Amer al-Sabaileh, a strategic expert and non-resident researcher at the Stimson Institute in Washington, told Enab Baladi that the timing of the latest smuggling operation carries symbolism that contradicts what was expected from the regime.

He added that it was not supposed to happen by the regime simultaneously with the Arab Summit, with the implication that drug smuggling operations from its territory towards neighboring countries had indeed stopped, especially since a full year had passed since his return to the Arab League. Thus, it was assumed that the results of this return would be showcased.

Al-Sabaileh believes that stopping drug smuggling at this time was supposed to elevate the regime’s relationship with the Arabs to a new level, considering that everything that happened previously was part of a trust-building process among the parties, but that did not happen as the smuggling activity did not cease.

More costly for Jordan

The latest drug smuggling operation, and the “Iranian plot” previously talked about by Jordanian sources to Reuters, are small parts of a long context of smuggling operations that Jordan has long complained about. Jordan had previously accused the regime, in collaboration with Iran’s agents in southern Syria, of managing drug smuggling operations.

For Jordan, drug and arms smuggling operations were not just routine operations towards it, researcher Amer al-Sabaileh believes. Since last year, Amman has begun to pay a human cost from its armed forces in confronting these smuggling operations.

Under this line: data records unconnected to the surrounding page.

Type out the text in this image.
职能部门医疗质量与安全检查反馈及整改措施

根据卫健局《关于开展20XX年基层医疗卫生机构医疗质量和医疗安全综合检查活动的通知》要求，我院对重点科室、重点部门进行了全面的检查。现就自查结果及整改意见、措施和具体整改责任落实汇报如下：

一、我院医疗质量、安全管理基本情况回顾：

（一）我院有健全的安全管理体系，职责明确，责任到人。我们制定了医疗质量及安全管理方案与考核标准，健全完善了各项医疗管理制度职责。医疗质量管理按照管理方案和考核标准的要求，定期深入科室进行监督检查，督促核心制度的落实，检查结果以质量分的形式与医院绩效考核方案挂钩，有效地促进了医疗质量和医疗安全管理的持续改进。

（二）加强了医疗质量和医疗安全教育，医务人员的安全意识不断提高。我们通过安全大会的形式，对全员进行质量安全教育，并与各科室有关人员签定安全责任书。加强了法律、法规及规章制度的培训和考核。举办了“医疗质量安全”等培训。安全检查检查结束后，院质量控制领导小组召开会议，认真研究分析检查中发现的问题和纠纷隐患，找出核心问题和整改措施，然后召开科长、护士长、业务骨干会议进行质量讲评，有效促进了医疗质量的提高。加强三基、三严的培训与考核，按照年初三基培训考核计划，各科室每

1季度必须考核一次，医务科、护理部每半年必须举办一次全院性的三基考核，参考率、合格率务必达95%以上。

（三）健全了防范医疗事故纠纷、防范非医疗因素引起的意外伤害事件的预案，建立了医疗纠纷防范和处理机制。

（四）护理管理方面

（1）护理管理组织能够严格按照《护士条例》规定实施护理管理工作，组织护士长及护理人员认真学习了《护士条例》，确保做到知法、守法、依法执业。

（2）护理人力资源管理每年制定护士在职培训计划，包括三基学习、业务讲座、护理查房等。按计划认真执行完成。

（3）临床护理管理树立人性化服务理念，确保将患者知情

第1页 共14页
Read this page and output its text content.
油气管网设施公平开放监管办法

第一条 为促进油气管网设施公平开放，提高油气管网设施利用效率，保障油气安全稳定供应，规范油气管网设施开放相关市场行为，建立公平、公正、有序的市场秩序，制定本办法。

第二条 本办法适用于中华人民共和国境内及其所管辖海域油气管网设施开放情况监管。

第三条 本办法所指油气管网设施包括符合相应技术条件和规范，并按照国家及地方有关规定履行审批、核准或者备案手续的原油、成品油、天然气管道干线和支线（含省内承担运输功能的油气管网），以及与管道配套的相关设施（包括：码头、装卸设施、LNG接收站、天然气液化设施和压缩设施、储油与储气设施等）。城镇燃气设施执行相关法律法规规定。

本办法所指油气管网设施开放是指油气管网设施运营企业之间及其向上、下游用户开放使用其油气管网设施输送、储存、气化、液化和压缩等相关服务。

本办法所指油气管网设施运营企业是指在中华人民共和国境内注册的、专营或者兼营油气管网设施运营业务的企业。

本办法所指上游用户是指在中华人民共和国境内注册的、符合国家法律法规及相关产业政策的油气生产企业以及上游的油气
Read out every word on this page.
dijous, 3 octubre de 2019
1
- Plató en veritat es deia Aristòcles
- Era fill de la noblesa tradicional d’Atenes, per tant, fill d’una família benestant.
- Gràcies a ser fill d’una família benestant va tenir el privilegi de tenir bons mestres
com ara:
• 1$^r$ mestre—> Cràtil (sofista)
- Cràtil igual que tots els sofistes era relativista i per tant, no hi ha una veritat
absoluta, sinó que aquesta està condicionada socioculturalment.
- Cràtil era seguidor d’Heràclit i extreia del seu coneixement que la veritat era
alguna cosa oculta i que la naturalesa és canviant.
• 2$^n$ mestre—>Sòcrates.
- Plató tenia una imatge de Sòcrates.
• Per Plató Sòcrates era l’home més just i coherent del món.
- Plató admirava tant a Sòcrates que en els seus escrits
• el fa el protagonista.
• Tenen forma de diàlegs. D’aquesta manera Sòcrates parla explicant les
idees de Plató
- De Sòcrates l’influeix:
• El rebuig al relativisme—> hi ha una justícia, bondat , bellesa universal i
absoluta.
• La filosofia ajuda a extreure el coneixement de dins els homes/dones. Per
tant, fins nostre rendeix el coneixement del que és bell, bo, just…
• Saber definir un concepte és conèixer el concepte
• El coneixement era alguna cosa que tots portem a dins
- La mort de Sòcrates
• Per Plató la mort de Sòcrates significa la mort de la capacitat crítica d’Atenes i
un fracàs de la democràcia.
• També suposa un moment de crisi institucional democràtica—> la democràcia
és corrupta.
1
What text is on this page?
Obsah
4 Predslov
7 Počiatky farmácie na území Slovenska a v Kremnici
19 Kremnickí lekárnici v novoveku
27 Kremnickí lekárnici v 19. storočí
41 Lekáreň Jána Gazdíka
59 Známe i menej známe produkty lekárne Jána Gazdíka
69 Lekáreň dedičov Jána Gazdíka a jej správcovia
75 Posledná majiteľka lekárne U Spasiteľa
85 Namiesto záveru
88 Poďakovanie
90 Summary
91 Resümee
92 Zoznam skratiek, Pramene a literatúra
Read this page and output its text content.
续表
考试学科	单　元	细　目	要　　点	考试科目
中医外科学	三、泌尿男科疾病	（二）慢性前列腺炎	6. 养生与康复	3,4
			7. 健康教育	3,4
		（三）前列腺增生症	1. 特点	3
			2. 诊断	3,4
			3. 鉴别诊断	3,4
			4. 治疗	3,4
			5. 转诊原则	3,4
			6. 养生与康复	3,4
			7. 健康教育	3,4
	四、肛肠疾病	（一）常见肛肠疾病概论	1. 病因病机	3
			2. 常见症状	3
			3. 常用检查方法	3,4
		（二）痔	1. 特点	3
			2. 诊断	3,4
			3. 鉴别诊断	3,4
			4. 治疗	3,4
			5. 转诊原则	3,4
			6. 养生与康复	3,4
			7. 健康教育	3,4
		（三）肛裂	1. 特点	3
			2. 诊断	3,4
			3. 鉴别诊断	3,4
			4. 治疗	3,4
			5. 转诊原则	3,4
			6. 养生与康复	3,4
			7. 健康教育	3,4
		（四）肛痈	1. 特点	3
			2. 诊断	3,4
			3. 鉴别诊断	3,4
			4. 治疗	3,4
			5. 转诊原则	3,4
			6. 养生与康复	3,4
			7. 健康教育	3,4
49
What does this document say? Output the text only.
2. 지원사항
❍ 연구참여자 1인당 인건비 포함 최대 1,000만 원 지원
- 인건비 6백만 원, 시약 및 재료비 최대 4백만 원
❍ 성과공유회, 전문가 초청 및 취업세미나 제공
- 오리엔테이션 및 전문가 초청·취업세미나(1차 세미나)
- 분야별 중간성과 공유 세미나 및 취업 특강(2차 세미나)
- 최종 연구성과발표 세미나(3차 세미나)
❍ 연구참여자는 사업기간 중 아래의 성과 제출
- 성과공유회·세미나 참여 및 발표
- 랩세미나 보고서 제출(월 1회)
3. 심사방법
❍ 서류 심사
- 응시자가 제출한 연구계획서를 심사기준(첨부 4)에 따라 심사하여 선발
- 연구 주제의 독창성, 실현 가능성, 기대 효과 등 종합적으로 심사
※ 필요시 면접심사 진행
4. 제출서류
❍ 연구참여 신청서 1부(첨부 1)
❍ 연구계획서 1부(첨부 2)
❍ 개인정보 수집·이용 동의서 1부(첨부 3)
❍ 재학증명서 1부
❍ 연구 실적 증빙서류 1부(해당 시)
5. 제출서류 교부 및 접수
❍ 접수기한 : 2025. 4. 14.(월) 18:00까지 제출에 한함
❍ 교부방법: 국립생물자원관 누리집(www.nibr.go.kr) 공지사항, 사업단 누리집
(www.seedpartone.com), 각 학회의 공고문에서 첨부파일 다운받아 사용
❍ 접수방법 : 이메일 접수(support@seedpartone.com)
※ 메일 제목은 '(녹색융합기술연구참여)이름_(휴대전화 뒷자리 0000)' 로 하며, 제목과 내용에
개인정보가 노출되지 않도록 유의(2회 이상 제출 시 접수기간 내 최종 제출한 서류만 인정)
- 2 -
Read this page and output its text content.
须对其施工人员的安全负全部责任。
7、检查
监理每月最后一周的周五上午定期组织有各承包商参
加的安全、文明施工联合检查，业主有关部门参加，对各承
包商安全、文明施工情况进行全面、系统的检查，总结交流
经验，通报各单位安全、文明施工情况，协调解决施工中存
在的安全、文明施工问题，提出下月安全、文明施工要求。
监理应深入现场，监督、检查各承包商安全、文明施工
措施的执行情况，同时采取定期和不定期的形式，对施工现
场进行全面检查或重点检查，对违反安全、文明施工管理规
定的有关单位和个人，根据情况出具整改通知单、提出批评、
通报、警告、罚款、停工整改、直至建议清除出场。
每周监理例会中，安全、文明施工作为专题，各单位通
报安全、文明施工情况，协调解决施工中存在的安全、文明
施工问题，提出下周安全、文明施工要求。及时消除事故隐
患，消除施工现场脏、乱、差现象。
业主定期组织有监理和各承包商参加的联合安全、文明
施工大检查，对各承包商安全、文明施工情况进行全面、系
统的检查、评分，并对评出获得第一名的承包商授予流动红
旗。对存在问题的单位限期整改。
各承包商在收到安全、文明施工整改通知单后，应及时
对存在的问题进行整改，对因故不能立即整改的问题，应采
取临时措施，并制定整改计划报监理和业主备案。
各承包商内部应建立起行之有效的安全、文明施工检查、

He added that the smuggling and “aggressive operations” originate from Syrian geography, and it cannot be considered that the regime does not control this geography, attributing the activity to Iran only.

The researcher finds it difficult to consider today that the year which was supposed to assess Syria’s return to the Arab League as positive, especially considering that drug smuggling activity increased in recent months.

Jordanian restlessness

Jordan has repeatedly expressed its discontent over the past year about smuggling operations from Syria, with statements from both former and current Jordanian officials accusing the Syrian regime of managing these operations.

In an article published by Jordan’s Al-Ghad newspaper in September 2023, the former Jordanian Minister of Information, Samih Maaytah, reviewed the challenges his country faces, stating, “The drug war led by Iran and its proxies in Syria, along with the regime, continues.”

Maaytah also previously accused the Syrian regime of being directly involved in drug smuggling.

During an interview with Qatar’s Al Jazeera channel, he stated, “The Syrian regime talks in a procrastinating language, and al-Assad said in an official meeting that we have corruption and bribery and are unable to control, but this talk is not true.”

He added, “A state that claims it has won the war and defeated the opposition cannot prevent this, which is illogical,” considering that “Captagon is an economy for the ‘Syrian state,’ the regime, the president’s immediate family, and militias and institutions in the army.”

Jordanian journalist Malik al-Athamneh, following a meeting with the Chairman of the Joint Chiefs of Staff of Jordan, spoke of what he called a “real war” being waged by the Jordanian army along the border with Syria.

He added that the Jordanian army is capable of countering smuggling operations to this day, but the real exhaustion lies in the other side’s ability, which “might be called the enemy,” to continuously upgrade its “enormous” technological capabilities—a feat only a country like Iran can achieve.

Last May, Jordan’s Foreign Minister, Ayman Safadi, hinted at the possibility of Jordan conducting a military operation in Syria to put an end to drug smuggling across the Syrian-Jordanian land border.

Safadi recently said during an interview with America’s CNN network, that many parties have suffered from the consequences of what he described as “the Syrian crisis,” including Jordan, and they will ensure all necessary actions are taken to mitigate threats to their country’s security.

The Jordanian minister firmly commented on the ongoing issue of drug smuggling from Syria towards his country, saying, “We do not take drug smuggling lightly.”